Modernizing the mnemonic
In early 2012 a team of Canadian researchers gave the ancient MoL mnemonic a 21st-century facelift. Inspired by the first-person shooter game Half-life 2, the team constructed several detailed virtual-reality environments to serve as loci, rather than letting MoL learners generate their own. This technique deviated from the long-standing rule that the loci need to be of personal significance for the method to work.
But it paid off. Researchers allowed 142 undergraduate volunteers only five minutes to explore the virtual environment before asking them to memorize 110 unrelated words. Before the task began, the researchers taught two thirds of the volunteers how to use MoL and asked some of them to pick a familiar environment for their loci; the rest of this group was told to use the virtual environment they had just navigated. The other third of the volunteers did not receive any specific instructions on memory techniques.
Both MoL groups outperformed the controls. They were 10 to 16 percent more accurate in their recall, and students who used the virtual environment performed just as well as those told to generate their own landmarks. The interesting bit is that in both groups, participants reported that they sometimes used memory methods that they were more familiar with during the task. Compared with participants in the standard MoL group, however, those using the virtual environment took to the mnemonic more readily, suggesting that this approach was easier to adopt.

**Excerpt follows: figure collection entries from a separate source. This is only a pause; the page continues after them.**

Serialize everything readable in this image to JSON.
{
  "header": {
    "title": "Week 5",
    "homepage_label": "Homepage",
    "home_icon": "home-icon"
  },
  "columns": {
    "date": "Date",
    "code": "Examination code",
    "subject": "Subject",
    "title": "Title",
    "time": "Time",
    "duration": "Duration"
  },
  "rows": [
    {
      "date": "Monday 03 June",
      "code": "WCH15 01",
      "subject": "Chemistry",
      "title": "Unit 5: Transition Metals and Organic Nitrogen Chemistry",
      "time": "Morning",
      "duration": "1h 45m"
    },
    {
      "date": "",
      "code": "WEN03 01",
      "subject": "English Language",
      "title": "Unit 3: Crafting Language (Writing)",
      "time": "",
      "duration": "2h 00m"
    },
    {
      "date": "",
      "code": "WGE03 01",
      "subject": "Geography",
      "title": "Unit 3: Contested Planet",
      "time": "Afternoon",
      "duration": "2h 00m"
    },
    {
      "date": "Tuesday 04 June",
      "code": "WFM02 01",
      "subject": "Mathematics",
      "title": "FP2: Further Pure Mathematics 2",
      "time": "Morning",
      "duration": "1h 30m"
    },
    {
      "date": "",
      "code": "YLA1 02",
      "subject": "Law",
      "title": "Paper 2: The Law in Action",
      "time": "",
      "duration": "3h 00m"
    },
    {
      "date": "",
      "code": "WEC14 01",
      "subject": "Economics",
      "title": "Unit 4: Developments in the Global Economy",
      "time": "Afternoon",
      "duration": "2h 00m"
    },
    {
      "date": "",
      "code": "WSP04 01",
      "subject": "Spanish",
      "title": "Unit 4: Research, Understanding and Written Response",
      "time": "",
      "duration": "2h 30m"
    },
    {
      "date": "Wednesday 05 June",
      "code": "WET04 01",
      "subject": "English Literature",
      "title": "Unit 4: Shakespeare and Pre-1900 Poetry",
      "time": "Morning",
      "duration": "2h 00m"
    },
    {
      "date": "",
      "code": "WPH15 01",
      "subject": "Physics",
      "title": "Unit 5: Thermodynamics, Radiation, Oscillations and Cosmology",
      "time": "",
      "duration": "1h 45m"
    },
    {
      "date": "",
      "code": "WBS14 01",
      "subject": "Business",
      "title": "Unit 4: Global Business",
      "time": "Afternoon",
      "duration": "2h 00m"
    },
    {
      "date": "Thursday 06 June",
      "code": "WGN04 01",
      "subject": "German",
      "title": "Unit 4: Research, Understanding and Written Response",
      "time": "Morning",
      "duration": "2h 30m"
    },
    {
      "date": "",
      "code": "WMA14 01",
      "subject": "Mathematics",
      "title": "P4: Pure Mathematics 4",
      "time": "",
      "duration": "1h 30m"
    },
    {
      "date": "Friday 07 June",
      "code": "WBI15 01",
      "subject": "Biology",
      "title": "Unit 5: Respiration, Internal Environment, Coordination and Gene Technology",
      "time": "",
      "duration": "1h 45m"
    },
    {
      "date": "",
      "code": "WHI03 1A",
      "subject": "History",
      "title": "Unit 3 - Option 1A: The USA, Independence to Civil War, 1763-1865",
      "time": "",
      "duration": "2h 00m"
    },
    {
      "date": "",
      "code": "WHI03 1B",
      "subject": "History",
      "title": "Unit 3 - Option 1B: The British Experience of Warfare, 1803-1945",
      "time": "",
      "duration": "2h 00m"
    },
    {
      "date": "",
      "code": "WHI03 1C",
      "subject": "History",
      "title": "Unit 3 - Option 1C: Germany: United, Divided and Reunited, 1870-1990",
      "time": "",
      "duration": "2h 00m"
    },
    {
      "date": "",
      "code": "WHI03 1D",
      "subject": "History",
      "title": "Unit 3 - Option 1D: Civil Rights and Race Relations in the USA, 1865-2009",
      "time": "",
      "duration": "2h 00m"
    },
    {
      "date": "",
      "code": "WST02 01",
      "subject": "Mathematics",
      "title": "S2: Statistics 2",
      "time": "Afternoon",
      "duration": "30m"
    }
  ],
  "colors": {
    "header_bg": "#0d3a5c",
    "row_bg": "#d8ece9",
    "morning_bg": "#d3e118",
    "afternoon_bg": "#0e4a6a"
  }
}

Extrapolating data from young adults to the aging population warrants caution, but researchers are optimistic. By using software that creates many diverse environments, the elderly may be able to tailor the richness and theme of each space to both their learning ability and to what they wish to remember. A young scientist from Belgium is dreaming big: in a 2013 TEDx talk, Kasper Bormans described using virtual-reality replicas of the homes of Alzheimer's disease patients to help them “store” the memory of their loved one's faces using MoL. By combining the mnemonic with training in other cognitive domains—logic and reasoning, organization and attention—as well as antidementia medication where needed, researchers hope to slow (if not halt) the memory loss that haunts our twilight years.